A iniciativa do MPPA, no entanto, aporta no Judiciário contaminada por especulações de que atenderia a interesses extraprocessuais de natureza eminentemente política. Isso porque o proponente da ação, ninguém menos que o procurador-geral de Justiça, Gilberto Valente Martins, enfrenta pessoalmente fortíssimas hostilidades do governador e sua família, que o acusam de ter ligações com tucanos e de orientar e de instrumentalizar o Ministério Público para servir como aríete contra o governo do estado.
Inimigo político - Além dessas motivações, que são subjetivas obviamente, ocorrência recente forneceu aos opositores de Gilberto Martins elementos de convicção ainda mais sólidas para tratarem-nos não propriamente como chefe do MPPA, mas como um inimigo político.
A ocorrência consumou-se com a Operação Quimera, desfechada pela Polícia Civil no dia 9 de outubro, para apurar supostas fraudes na compra de respiradores pela Secretaria Municipal de Saúde de Belém. Quem era o secretário à época? Sérgio Amorim, que vem a ser cunhado de Gilberto Martins. E à porta da residência do secretário estava o tenente-coronel da PM Afonso Geomárcio Santos, lotado na gabinete militar do PGJ, que teria tentado intimidar os policiais, inclusive filmando parte da operação.
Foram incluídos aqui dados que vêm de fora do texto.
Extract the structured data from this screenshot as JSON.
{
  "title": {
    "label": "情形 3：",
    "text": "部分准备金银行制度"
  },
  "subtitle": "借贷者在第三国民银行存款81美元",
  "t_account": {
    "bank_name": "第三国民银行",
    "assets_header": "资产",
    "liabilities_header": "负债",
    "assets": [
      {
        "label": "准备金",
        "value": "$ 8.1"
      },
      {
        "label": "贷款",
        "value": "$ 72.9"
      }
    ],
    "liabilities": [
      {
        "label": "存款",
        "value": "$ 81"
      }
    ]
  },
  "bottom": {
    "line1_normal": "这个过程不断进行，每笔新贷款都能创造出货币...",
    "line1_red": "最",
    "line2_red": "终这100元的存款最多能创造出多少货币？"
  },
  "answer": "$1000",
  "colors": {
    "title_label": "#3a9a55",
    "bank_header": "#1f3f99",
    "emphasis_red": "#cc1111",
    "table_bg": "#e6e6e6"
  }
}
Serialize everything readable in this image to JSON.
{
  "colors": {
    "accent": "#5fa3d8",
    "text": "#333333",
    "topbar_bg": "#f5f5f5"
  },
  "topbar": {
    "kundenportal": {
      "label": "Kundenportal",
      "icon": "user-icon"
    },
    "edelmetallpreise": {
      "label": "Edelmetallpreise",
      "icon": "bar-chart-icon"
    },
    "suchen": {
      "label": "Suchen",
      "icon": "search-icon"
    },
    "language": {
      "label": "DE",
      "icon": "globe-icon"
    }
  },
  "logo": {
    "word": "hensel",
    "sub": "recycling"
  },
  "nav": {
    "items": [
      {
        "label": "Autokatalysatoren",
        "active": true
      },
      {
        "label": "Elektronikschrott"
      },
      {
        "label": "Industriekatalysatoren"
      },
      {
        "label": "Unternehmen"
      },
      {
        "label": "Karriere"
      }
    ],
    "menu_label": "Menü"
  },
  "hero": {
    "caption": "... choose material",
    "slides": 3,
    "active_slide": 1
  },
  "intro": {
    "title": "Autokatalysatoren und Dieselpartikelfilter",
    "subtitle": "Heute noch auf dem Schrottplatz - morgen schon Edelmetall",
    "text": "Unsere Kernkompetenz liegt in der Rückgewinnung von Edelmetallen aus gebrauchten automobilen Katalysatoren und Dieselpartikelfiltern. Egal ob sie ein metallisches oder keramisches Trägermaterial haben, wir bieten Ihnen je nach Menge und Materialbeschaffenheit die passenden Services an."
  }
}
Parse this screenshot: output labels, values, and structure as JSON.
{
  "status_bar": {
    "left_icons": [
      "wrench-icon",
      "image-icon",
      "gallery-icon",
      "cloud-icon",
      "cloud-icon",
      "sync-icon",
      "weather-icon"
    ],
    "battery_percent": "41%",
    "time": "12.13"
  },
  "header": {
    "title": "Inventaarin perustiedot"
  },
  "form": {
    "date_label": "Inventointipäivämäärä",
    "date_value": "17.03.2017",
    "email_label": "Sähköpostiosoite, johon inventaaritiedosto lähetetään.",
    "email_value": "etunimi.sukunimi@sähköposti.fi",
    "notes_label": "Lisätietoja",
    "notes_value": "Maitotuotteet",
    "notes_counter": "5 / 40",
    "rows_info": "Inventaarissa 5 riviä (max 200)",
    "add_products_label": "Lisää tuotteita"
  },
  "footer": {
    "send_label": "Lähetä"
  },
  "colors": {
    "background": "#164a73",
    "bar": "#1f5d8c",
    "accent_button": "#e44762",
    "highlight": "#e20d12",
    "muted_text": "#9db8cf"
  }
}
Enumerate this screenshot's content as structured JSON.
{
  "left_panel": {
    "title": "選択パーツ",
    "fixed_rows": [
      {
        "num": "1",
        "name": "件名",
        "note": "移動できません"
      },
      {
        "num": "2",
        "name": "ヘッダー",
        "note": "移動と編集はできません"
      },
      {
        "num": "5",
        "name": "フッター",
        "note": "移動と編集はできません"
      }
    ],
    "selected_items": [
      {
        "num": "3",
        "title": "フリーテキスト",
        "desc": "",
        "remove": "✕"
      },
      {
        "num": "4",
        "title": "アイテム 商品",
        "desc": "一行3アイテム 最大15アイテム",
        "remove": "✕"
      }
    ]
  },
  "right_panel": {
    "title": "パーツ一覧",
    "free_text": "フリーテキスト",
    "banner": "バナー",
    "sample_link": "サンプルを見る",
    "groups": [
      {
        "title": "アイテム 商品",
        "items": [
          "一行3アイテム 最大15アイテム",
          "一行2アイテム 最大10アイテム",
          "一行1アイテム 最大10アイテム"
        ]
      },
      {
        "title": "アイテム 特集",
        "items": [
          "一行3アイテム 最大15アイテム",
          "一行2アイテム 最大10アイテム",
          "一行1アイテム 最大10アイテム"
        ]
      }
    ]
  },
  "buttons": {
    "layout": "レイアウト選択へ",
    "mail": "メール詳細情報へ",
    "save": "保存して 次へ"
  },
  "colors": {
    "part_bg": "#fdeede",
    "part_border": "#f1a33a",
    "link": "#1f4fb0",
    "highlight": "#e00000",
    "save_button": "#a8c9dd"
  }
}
Pronto. O cenário de enfrentamentos entre o PGJ Gilberto Martins e a família do governador ampliou seu espectro a partir daí, saindo do terreno de meras ilações (que sempre são subjetivas, vale repetir) para fatos que, sendo fatos, podem dar ensejo a especulações mais sólidas, como a de que o MPPA estaria, como se diz, tirando o pé do acelerador no caso de investigações capazes de atingir interesses tucanos, e apertando fundo, no caso de denúncias envolvendo o governo Helder Barbalho.
Pode ou não pode? - Disso tudo, temos objetivamente a seguinte questão: tem o procurador-geral de Justiça - seja ele Gilberto, Manoel, João, Pedro ou Joaquim - competência para postular perante juízo de primeira instância, propondo ação de improbidade contra um governador de estado - seja Helder, Simão, Manoel, Pedro ou Joaquim? Ou só poderia um PGJ postular junto ao segundo grau, ou seja, perante um tribunal?
Pode - Há quem entenda que pode. Alguns juristas, que preferem não se identificar, sustentam que o PGJ está amplamente legitimado também a propor esse tipo de ação no Juízo de primeiro grau. "Quem pode mais pode menos. O procurador-geral de Justiça agiu estritamente no seu dever legal, dentro de suas atribuições. A ação está repleta de elementos para ser apreciada e julgada", diz um dos juristas ao Espaço Aberto.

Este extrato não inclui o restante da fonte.